The contacts have a tiny glucose sensor and LED light incorporated into them. An antenna then picks up radiofrequency signals from a transmitter and converts that to electricity, which is fed to a light that shines green. When the sensor registers that the glucose level in one's tears has topped a set limit, it cuts the power to the LED and the light goes off. The LEDs are specifically positioned to face outward so that the wearer cannot normally see them.
This means that by looking in a mirror, anyone wearing the lenses can see when they need to adjust their insulin levels. The astute among us will have realized that it seems a little odd to have the lenses only turn off when glucose levels rise, and this has not passed by the researchers unnoticed, who said they might see if they can reverse that bit in the future.
After testing the contact lenses on rabbits, and publishing their results in Science Advances, the team found no signs that the lenses were uncomfortable.
The researchers constructed the contact lenses by using flexible, transparent components whenever possible. Only a few bits of the lens are not flexible, including the glucose sensor, which is made from a rigid silicon pad. However, the team separated the pad into two pieces and connected them with flexible wires to help with that.
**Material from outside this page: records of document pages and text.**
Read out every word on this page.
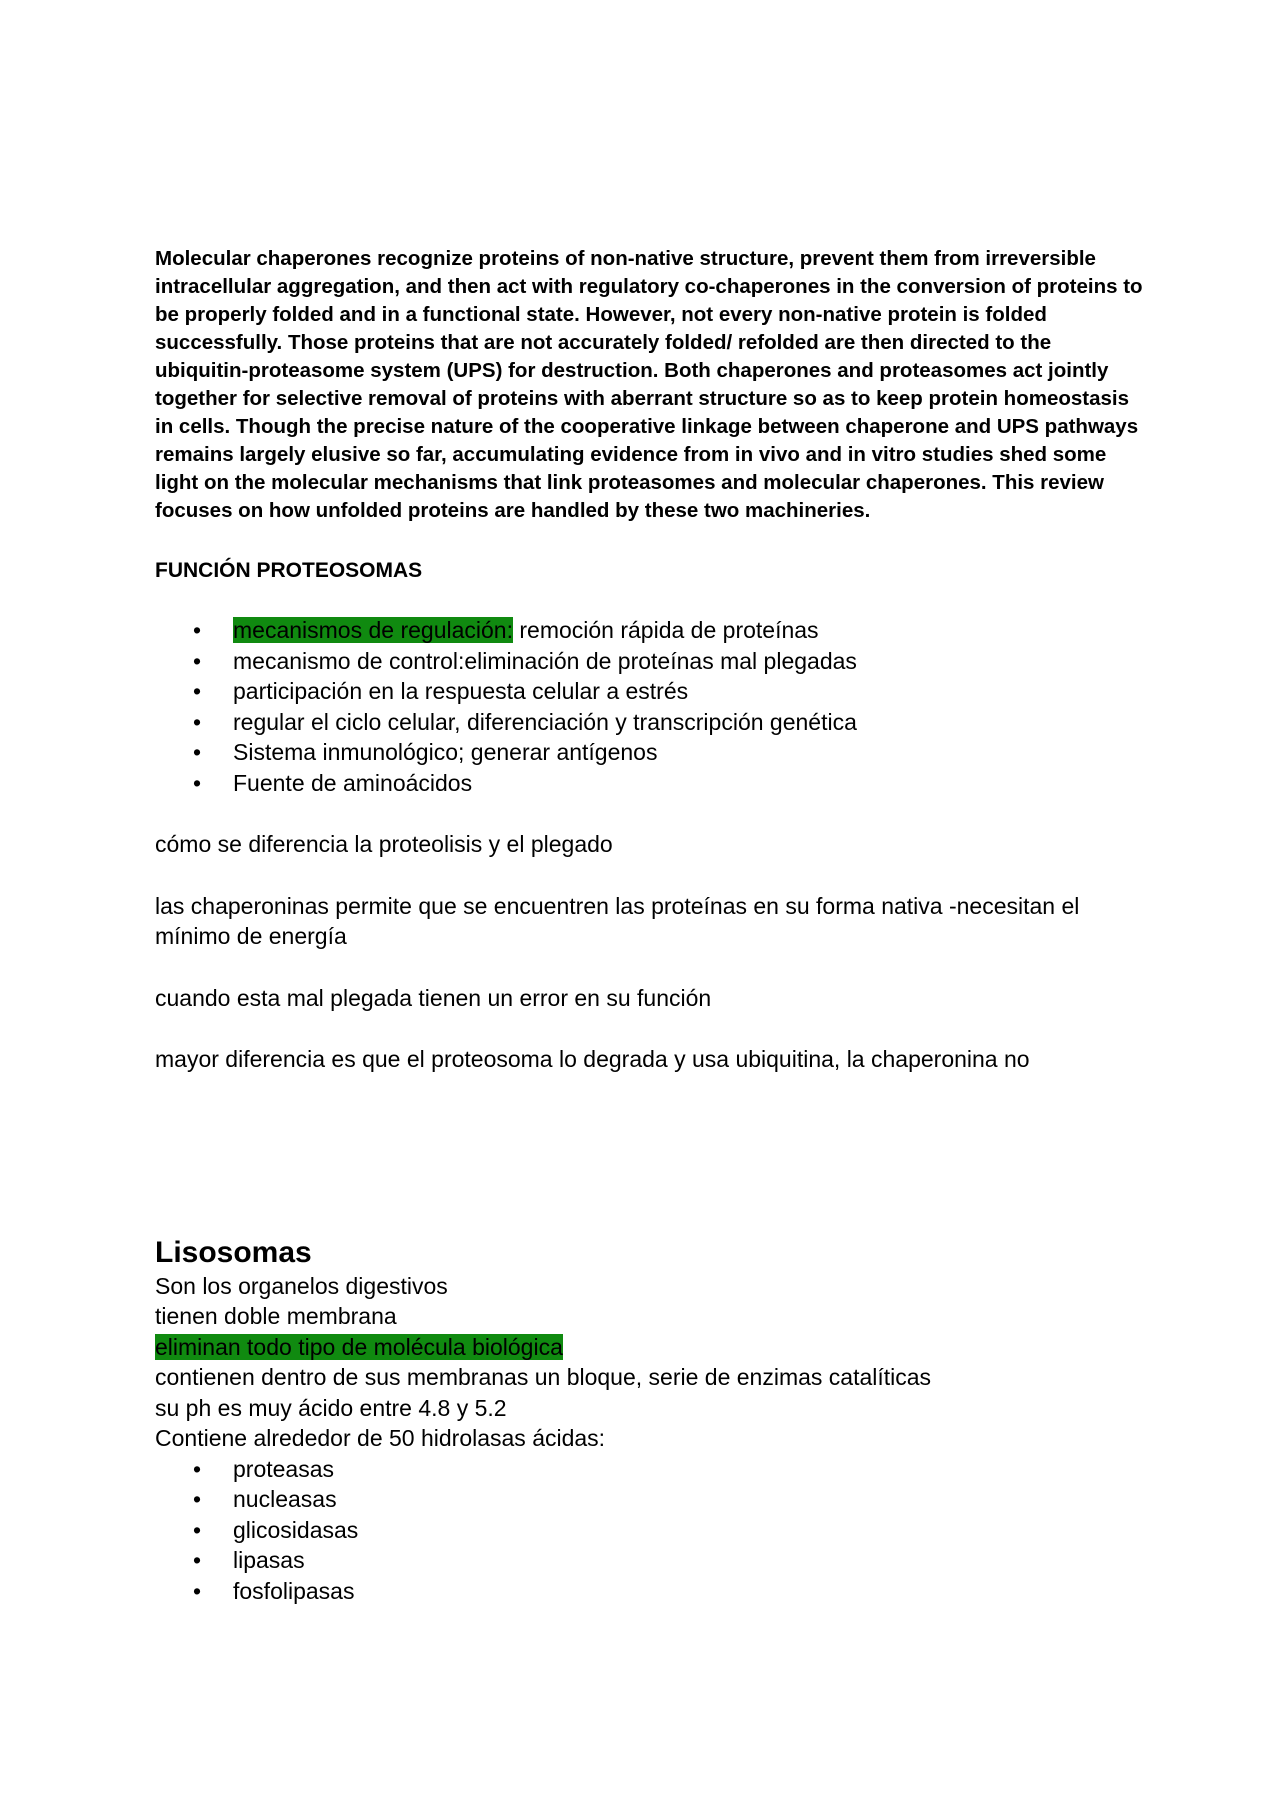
Molecular chaperones recognize proteins of non-native structure, prevent them from irreversible intracellular aggregation, and then act with regulatory co-chaperones in the conversion of proteins to be properly folded and in a functional state. However, not every non-native protein is folded successfully. Those proteins that are not accurately folded/ refolded are then directed to the ubiquitin-proteasome system (UPS) for destruction. Both chaperones and proteasomes act jointly together for selective removal of proteins with aberrant structure so as to keep protein homeostasis in cells. Though the precise nature of the cooperative linkage between chaperone and UPS pathways remains largely elusive so far, accumulating evidence from in vivo and in vitro studies shed some light on the molecular mechanisms that link proteasomes and molecular chaperones. This review focuses on how unfolded proteins are handled by these two machineries.

FUNCIÓN PROTEOSOMAS

• mecanismos de regulación: remoción rápida de proteínas
• mecanismo de control:eliminación de proteínas mal plegadas
• participación en la respuesta celular a estrés
• regular el ciclo celular, diferenciación y transcripción genética
• Sistema inmunológico; generar antígenos
• Fuente de aminoácidos

cómo se diferencia la proteolisis y el plegado

las chaperoninas permite que se encuentren las proteínas en su forma nativa -necesitan el mínimo de energía

cuando esta mal plegada tienen un error en su función

mayor diferencia es que el proteosoma lo degrada y usa ubiquitina, la chaperonina no

Lisosomas

Son los organelos digestivos

tienen doble membrana

eliminan todo tipo de molécula biológica

contienen dentro de sus membranas un bloque, serie de enzimas catalíticas

su ph es muy ácido entre 4.8 y 5.2

Contiene alrededor de 50 hidrolasas ácidas:

• proteasas
• nucleasas
• glicosidasas
• lipasas
• fosfolipasas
Overall, all components in the lens are 1/100 the thickness of the soft contact lens in which they are placed. Not only that, but all bits of the tech that could not be transparent are located in sections that are over the iris where they cannot be seen by the wearer. This means that – in theory at least – the user should not be able to see any of the electronics.
The lenses are yet to be tested on humans, but the team are fairly confident that they will be successful. Don’t go rushing to your pharmacy just yet though, as they reckon it may take another five years to perfect them in people.